Rosario Porto estava presa e condenada a 18 anos de prisão, acusada da morte de Asunta, a filha adotiva de 12 anos em setembro de 2013.

Rosario Porto, a mãe que estava presa e acusada da morta da filha adotiva Asunta em 2013, num caso muito mediático em Espanha, foi encontrada morta na prisão na manhã desta quarta-feira no estabelecimento prisional de Brieva (Ávila), em Espanha, onde estava a cumprir pena

A mulher, que já tinha tentado o suicídio em outras ocasiões, tinha sido condenada a 18 anos de prisão, juntamente com o marido (jornalista), acusada da morte da filha Asunta Basterra, 12 anos e de origem chinesa, em setembro de 2013, na localidade de Teo, próxima de Santiago de Compostela.

Rosario Porto, advogada, sempre negou ter matado a filha, que foi encontrada morta num descampado a poucos quilómetros de Santiago e a poucos metros da casa da sua família -foi sedada com vários comprimidos antes de ser morta.

A mulher já tinha cumprido sete anos da pena de 18 a que fora condenada em três prisões diferentes. E de acordo com o El País, já tinha tentado acabar com a vida outras vezes, a última das quais em 2018.

O assassinato de Asunta Basterra terá sido um "plano concertado" entre os pais da menina de 12 anos, segundo o despacho de instrução do juiz do processo, citado na altura pelo El Mundo.

De acordo com o mesmo documento, foi Alfonso Basterra, o pai adotivo, quem administrou "a dose tóxica de Orfidal" no dia 21 de setembro.
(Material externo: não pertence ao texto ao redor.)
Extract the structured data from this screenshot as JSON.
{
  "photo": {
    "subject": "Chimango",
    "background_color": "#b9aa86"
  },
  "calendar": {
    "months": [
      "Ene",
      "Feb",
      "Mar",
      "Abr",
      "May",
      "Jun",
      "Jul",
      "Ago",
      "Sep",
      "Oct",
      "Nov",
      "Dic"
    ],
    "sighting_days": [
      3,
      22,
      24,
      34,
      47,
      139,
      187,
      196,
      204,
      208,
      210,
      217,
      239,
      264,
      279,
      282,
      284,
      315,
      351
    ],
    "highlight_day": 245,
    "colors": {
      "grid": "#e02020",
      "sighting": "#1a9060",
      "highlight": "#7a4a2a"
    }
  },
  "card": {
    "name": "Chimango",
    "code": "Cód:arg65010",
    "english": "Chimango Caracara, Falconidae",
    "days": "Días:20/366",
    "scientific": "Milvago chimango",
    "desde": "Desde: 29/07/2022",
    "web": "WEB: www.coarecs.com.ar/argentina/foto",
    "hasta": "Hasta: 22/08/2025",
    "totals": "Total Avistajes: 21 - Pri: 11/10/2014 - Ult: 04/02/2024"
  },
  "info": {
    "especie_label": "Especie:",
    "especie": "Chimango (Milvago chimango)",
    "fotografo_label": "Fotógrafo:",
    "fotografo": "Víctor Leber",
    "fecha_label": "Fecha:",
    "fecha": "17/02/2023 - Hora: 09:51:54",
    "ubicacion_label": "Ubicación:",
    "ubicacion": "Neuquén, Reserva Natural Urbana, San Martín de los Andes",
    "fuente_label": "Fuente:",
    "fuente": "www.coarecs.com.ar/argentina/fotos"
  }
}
Quando a menina se encontrava sob o efeito dos medicamentos, Rosario Porto, a mãe adotiva, asfixiou-a. Depois, o corpo de Asunta, 12 anos, foi levado pela mãe para o local onde acabou por ser encontrado o seu cadáver.
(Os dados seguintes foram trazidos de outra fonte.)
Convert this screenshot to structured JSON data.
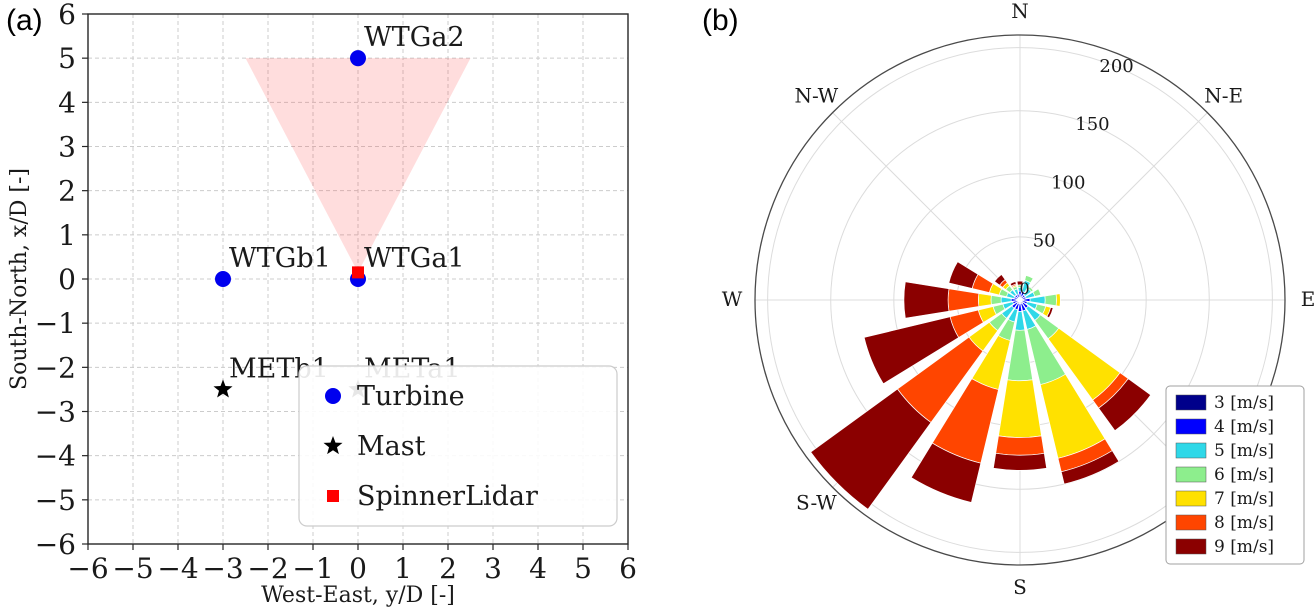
{
  "panel_a_label": "(a)",
  "panel_b_label": "(b)",
  "chart_data": [
    {
      "type": "scatter",
      "panel": "a",
      "xlabel": "West-East, y/D [-]",
      "ylabel": "South-North, x/D [-]",
      "xlim": [
        -6,
        6
      ],
      "ylim": [
        -6,
        6
      ],
      "xticks": [
        -6,
        -5,
        -4,
        -3,
        -2,
        -1,
        0,
        1,
        2,
        3,
        4,
        5,
        6
      ],
      "yticks": [
        -6,
        -5,
        -4,
        -3,
        -2,
        -1,
        0,
        1,
        2,
        3,
        4,
        5,
        6
      ],
      "grid": true,
      "scan_sector": {
        "vertices": [
          [
            -2.5,
            5
          ],
          [
            2.5,
            5
          ],
          [
            0,
            0.15
          ]
        ],
        "fill": "#ff4444",
        "opacity": 0.18
      },
      "series": [
        {
          "name": "Turbine",
          "marker": "circle",
          "color": "#0000ee",
          "points": [
            {
              "x": 0,
              "y": 5,
              "label": "WTGa2"
            },
            {
              "x": -3,
              "y": 0,
              "label": "WTGb1"
            },
            {
              "x": 0,
              "y": 0,
              "label": "WTGa1"
            }
          ]
        },
        {
          "name": "Mast",
          "marker": "star",
          "color": "#000000",
          "points": [
            {
              "x": -3,
              "y": -2.5,
              "label": "METb1"
            },
            {
              "x": 0,
              "y": -2.5,
              "label": "METa1"
            }
          ]
        },
        {
          "name": "SpinnerLidar",
          "marker": "square",
          "color": "#ff0000",
          "points": [
            {
              "x": 0,
              "y": 0.15,
              "label": ""
            }
          ]
        }
      ],
      "legend_labels": [
        "Turbine",
        "Mast",
        "SpinnerLidar"
      ]
    },
    {
      "type": "windrose",
      "panel": "b",
      "rmax": 210,
      "radial_ticks": [
        50,
        100,
        150,
        200
      ],
      "center_tick_label": "0",
      "rlabel_angle_deg": 22.5,
      "spoke_angles_deg": [
        0,
        45,
        90,
        135,
        180,
        225,
        270,
        315
      ],
      "direction_labels": [
        {
          "angle_deg": 0,
          "label": "N"
        },
        {
          "angle_deg": 45,
          "label": "N-E"
        },
        {
          "angle_deg": 90,
          "label": "E"
        },
        {
          "angle_deg": 180,
          "label": "S"
        },
        {
          "angle_deg": 225,
          "label": "S-W"
        },
        {
          "angle_deg": 270,
          "label": "W"
        },
        {
          "angle_deg": 315,
          "label": "N-W"
        }
      ],
      "speed_bins": [
        {
          "label": "3 [m/s]",
          "color": "#00008b"
        },
        {
          "label": "4 [m/s]",
          "color": "#0000ff"
        },
        {
          "label": "5 [m/s]",
          "color": "#2fd8e8"
        },
        {
          "label": "6 [m/s]",
          "color": "#8dee8d"
        },
        {
          "label": "7 [m/s]",
          "color": "#ffe100"
        },
        {
          "label": "8 [m/s]",
          "color": "#ff4500"
        },
        {
          "label": "9 [m/s]",
          "color": "#8b0000"
        }
      ],
      "sector_width_deg": 18,
      "sectors": [
        {
          "dir": "N",
          "angle_deg": 0,
          "counts": [
            4,
            3,
            3,
            2,
            0,
            0,
            3
          ]
        },
        {
          "dir": "NNE",
          "angle_deg": 22.5,
          "counts": [
            3,
            4,
            9,
            4,
            0,
            0,
            0
          ]
        },
        {
          "dir": "NE",
          "angle_deg": 45,
          "counts": [
            2,
            3,
            6,
            2,
            0,
            0,
            0
          ]
        },
        {
          "dir": "ENE",
          "angle_deg": 67.5,
          "counts": [
            2,
            3,
            7,
            5,
            0,
            0,
            0
          ]
        },
        {
          "dir": "E",
          "angle_deg": 90,
          "counts": [
            3,
            5,
            12,
            9,
            3,
            0,
            0
          ]
        },
        {
          "dir": "ESE",
          "angle_deg": 112.5,
          "counts": [
            2,
            4,
            8,
            7,
            4,
            0,
            2
          ]
        },
        {
          "dir": "SE",
          "angle_deg": 135,
          "counts": [
            3,
            5,
            12,
            18,
            60,
            8,
            22
          ]
        },
        {
          "dir": "SSE",
          "angle_deg": 157.5,
          "counts": [
            3,
            6,
            15,
            45,
            60,
            11,
            10
          ]
        },
        {
          "dir": "S",
          "angle_deg": 180,
          "counts": [
            3,
            6,
            15,
            40,
            45,
            14,
            12
          ]
        },
        {
          "dir": "SSW",
          "angle_deg": 202.5,
          "counts": [
            3,
            5,
            10,
            15,
            40,
            60,
            32
          ]
        },
        {
          "dir": "SW",
          "angle_deg": 225,
          "counts": [
            3,
            5,
            10,
            12,
            20,
            70,
            85
          ]
        },
        {
          "dir": "WSW",
          "angle_deg": 247.5,
          "counts": [
            2,
            4,
            8,
            8,
            12,
            23,
            70
          ]
        },
        {
          "dir": "W",
          "angle_deg": 270,
          "counts": [
            3,
            4,
            8,
            8,
            10,
            24,
            35
          ]
        },
        {
          "dir": "WNW",
          "angle_deg": 292.5,
          "counts": [
            2,
            3,
            6,
            6,
            8,
            14,
            19
          ]
        },
        {
          "dir": "NW",
          "angle_deg": 315,
          "counts": [
            2,
            3,
            5,
            4,
            3,
            3,
            5
          ]
        },
        {
          "dir": "NNW",
          "angle_deg": 337.5,
          "counts": [
            2,
            3,
            4,
            2,
            1,
            1,
            2
          ]
        }
      ]
    }
  ]
}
O juiz José Antonio Vasquez afirmou ainda no seu despacho, segundo o El Mundo, que o pai da menina a drogou com altas doses de Orfidal em várias ocasiões que Asunta dormiu em sua casa (os pais estavam separados).

Asunta, de 12 anos, foi adotada com poucos meses de vida, era sobredotada e tinha um dom inato para a música, a dança e idiomas. Tinha acabado de criar um blogue em inglês que falava de assassinatos e de mortes por resolver.
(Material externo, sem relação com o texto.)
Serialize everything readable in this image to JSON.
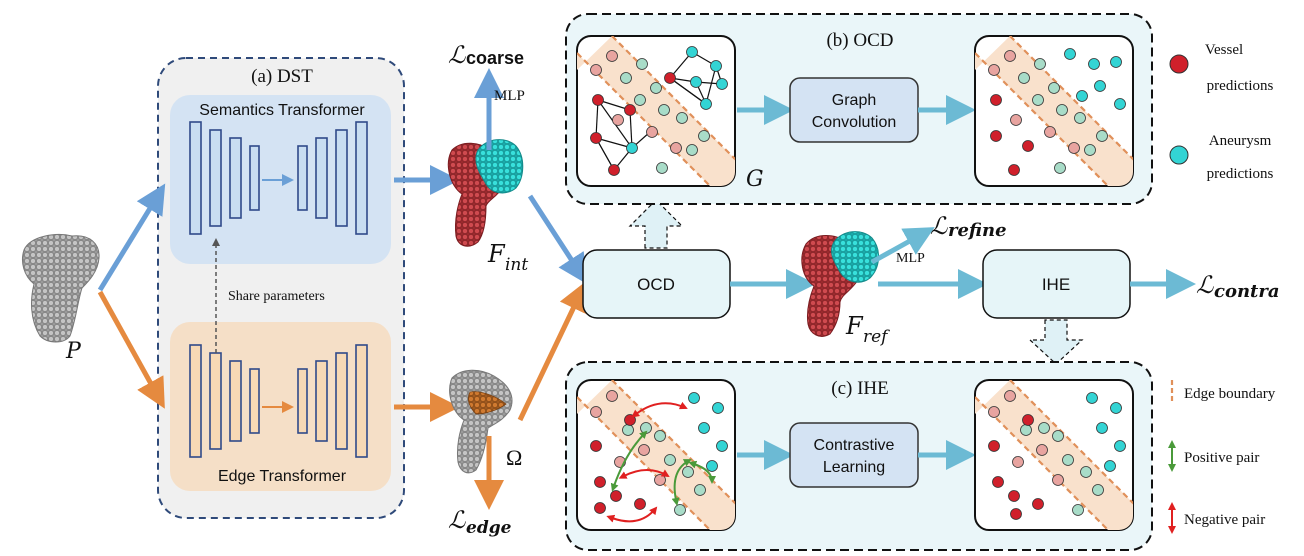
{
  "dst": {
    "title": "(a) DST",
    "semantics_label": "Semantics Transformer",
    "edge_label": "Edge Transformer",
    "share_label": "Share parameters"
  },
  "inputs": {
    "p_label": "P"
  },
  "outputs": {
    "coarse_loss": "ℒcoarse",
    "coarse_loss_main": "ℒ",
    "coarse_loss_sub": "coarse",
    "mlp_top": "MLP",
    "f_int_main": "F",
    "f_int_sub": "int",
    "omega_label": "Ω",
    "edge_loss_main": "ℒ",
    "edge_loss_sub": "edge",
    "f_ref_main": "F",
    "f_ref_sub": "ref",
    "refine_loss_main": "ℒ",
    "refine_loss_sub": "refine",
    "mlp_mid": "MLP",
    "contra_loss_main": "ℒ",
    "contra_loss_sub": "contra"
  },
  "middle": {
    "ocd_label": "OCD",
    "ihe_label": "IHE"
  },
  "ocd_panel": {
    "title": "(b) OCD",
    "box_line1": "Graph",
    "box_line2": "Convolution",
    "g_label": "G"
  },
  "ihe_panel": {
    "title": "(c) IHE",
    "box_line1": "Contrastive",
    "box_line2": "Learning"
  },
  "legend": {
    "vessel_line1": "Vessel",
    "vessel_line2": "predictions",
    "aneurysm_line1": "Aneurysm",
    "aneurysm_line2": "predictions",
    "edge_boundary": "Edge boundary",
    "positive_pair": "Positive pair",
    "negative_pair": "Negative pair"
  },
  "colors": {
    "blue_arrow": "#6a9fd6",
    "orange_arrow": "#e58a3f",
    "cyan_arrow": "#6cbad4",
    "vessel": "#d0202b",
    "aneurysm": "#33d4d4",
    "edge_boundary": "#e0905a",
    "positive": "#4a9a3a",
    "negative": "#e02020"
  }
}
Alfonso Basterra, de 49 anos, jornalista, vivia há 20 anos na Galiza, onde colaborou com vários meios de comunicação. Ao contrário de Rosario, era pouco comunicativo e muito calado. Estava separado da mulher, mas viviam em casas próximas, no centro de Santiago de Compostela.

O facto de viverem no centro da cidade, rodeados de comércio, de câmaras de videovigilância, ajudou à investigação. Foi precisamente uma dessas câmaras que captou a imagem de Rosario a sair da garagem da sua casa, no dia 22, numa altura em que a filha já estava dada como desaparecida.